As it turns out, China as a region spawned a ton of players who know how to give it onstage: after a round where whzy got four kills with his trusty shotgun, his teammate Liu "Knight" Yuxiang shouted across the stage, "FNS, are you OK?" FNS was not OK, and despite his attempt in later rounds at giving whzy a taste of his own medicine, Bilibili came out on top with a dominant map score of 13-8, beating NRG 2-0 and sending them to the lower bracket.

Bilibili promptly got crushed by Fnatic, and by nature of the double-elimination structure, they were sent back down to meet NRG again in the final match-up of the group stages. NRG's ardiis borrowed from the Giants' school of confidence, and said in a post-match interview after beating Zeta Division to secure the match-up against Bilibili, "You guys [Bilibili] are going home, 100-percent. I guarantee it. I promise you that," and tweeted "2-0. S @zetadivision next game against… I forgot the name." A day before the rematch, ardiis posted a tweet reading, "Who should be play in playoffs cause we fo sho ain't losing to billy billy," before promptly deleting it, possibly because NRG's PR team got to him.

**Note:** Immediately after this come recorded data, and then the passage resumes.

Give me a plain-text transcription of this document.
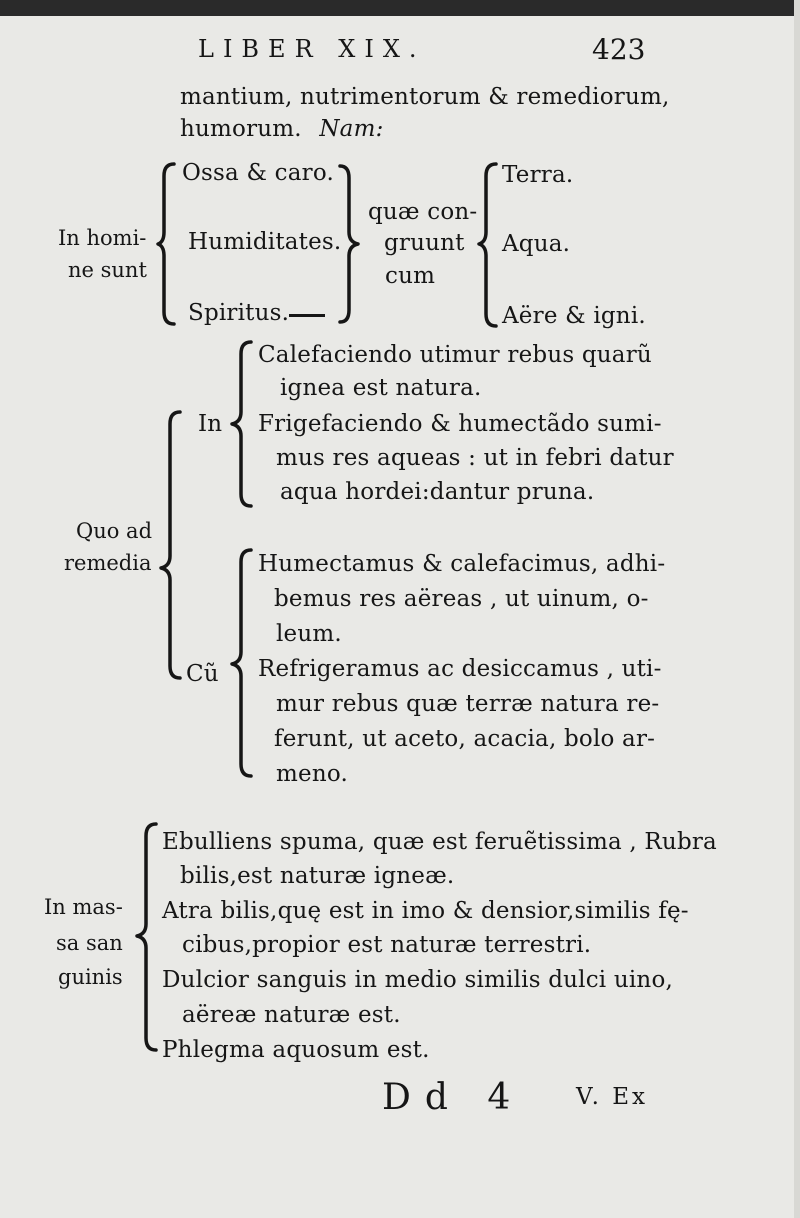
LIBER XIX.	423
mantium, nutrimentorum & remediorum,
humorum. Nam:
In homi-
ne sunt
Ossa & caro.
Humiditates.
Spiritus.
quæ con-
gruunt
cum
Terra.
Aqua.
Aëre & igni.
Quo ad
remedia
In
Calefaciendo utimur rebus quarũ
ignea est natura.
Frigefaciendo & humectãdo sumi-
mus res aqueas : ut in febri datur
aqua hordei:dantur pruna.
Cũ
Humectamus & calefacimus, adhi-
bemus res aëreas , ut uinum, o-
leum.
Refrigeramus ac desiccamus , uti-
mur rebus quæ terræ natura re-
ferunt, ut aceto, acacia, bolo ar-
meno.
In mas-
sa san
guinis
Ebulliens spuma, quæ est feruẽtissima , Rubra
bilis,est naturæ igneæ.
Atra bilis,quę est in imo & densior,similis fę-
cibus,propior est naturæ terrestri.
Dulcior sanguis in medio similis dulci uino,
aëreæ naturæ est.
Phlegma aquosum est.
Dd 4 V. Ex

Even with their first win and the reactionary nature of fandom, Bilibili were still not favored in the rematch. The NRG core was noted for historically having slow starts, but never losing rematches, and now that NRG knew about whzy's shotgun tactics, it wasn't likely to work again (ignoring that NRG's coach seemed to be previously aware of the shotgun strategy)—NRG immediately banned that map in the rematch, leaving the first two maps in the rematch series as ones that Bilibili hadn't yet played against NRG, including the NRG core's legendary map, Bind. All of this meant that the cost-benefit analysis of ardiis's shit-talk was never in his favor. Even if they won, it would've been the anticipated outcome. If they lost, it would now be even more embarrassing.

A modification to the rule: If you're going to talk shit, especially to an underdog team that you've already lost to, you better be able to back it up. The funniest stories write themselves. Final match score: 2-0 Bilibili.

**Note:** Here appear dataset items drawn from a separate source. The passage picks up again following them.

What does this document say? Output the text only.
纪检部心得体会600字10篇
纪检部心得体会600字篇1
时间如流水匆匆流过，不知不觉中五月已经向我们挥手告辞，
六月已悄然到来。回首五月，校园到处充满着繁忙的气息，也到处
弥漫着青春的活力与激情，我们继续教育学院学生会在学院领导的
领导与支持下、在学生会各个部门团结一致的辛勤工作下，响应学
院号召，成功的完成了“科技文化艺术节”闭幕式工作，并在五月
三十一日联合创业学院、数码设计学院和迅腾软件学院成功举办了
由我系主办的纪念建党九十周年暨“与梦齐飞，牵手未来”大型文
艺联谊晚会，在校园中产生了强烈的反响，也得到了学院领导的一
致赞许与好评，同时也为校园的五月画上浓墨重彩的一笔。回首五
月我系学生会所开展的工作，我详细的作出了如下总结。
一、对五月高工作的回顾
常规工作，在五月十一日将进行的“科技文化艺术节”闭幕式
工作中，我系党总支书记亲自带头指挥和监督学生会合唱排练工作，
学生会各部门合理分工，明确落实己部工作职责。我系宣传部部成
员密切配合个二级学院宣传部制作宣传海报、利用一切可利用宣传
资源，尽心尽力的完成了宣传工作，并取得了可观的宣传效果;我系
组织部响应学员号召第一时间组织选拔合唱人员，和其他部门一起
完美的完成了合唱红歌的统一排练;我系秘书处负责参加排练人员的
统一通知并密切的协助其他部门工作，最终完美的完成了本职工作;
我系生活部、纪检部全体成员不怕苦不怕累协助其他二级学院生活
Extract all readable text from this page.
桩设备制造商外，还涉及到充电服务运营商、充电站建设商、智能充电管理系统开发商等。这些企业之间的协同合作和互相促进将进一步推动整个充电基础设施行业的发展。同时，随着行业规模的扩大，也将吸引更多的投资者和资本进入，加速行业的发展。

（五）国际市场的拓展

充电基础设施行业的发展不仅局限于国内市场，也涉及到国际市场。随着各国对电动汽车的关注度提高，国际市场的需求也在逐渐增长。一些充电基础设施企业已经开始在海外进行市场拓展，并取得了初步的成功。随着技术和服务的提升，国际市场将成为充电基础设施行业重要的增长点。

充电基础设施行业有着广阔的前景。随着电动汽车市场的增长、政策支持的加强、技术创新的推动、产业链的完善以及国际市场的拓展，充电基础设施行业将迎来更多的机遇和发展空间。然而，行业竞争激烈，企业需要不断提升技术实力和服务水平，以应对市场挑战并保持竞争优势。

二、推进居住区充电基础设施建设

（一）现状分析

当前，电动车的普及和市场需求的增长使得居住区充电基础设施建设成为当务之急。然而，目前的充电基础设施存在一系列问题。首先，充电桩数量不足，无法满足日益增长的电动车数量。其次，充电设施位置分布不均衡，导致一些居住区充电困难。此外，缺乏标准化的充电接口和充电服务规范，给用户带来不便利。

The serious explanation for why NRG couldn't take a single map off of Bilibili is that systematic, tactical gameplay falls apart against a hyper-aggressive, unconventional team. During one round, two Bilibili players repositioned to a weird location to catch the two surviving NRG players off-guard. (From Sliggy: "Why would they ever both be here? Nobody's ever going to play like that.") On the second map, Bilibili flipped a round where they were down three people; whzy took inspiration from KangKang and mimed shooting across the stage in celebration. Strats fall apart if players can't hit their shots. As was artfully noted by caster Brennon "Bren" Hook a few weeks ago: "This is Valorant, you motherfucker! You get shot, you die! You get shot, you die! You get shot, you lose the round, you lose the game! It's an FPS game!"

But, as we all know, the real reason is that universe has a way of swinging karmic justice to result in the funniest possible outcome. Bilibili's whzy got his vengeance in the end. In the postgame interview, he emphasized his respect for all of the NRG players, and complimented each of them, including ardiis, who he described as a star duelist, "although I'm not sure what his name is." Hell yeah. Bask in the glory, buddy. You've earned it.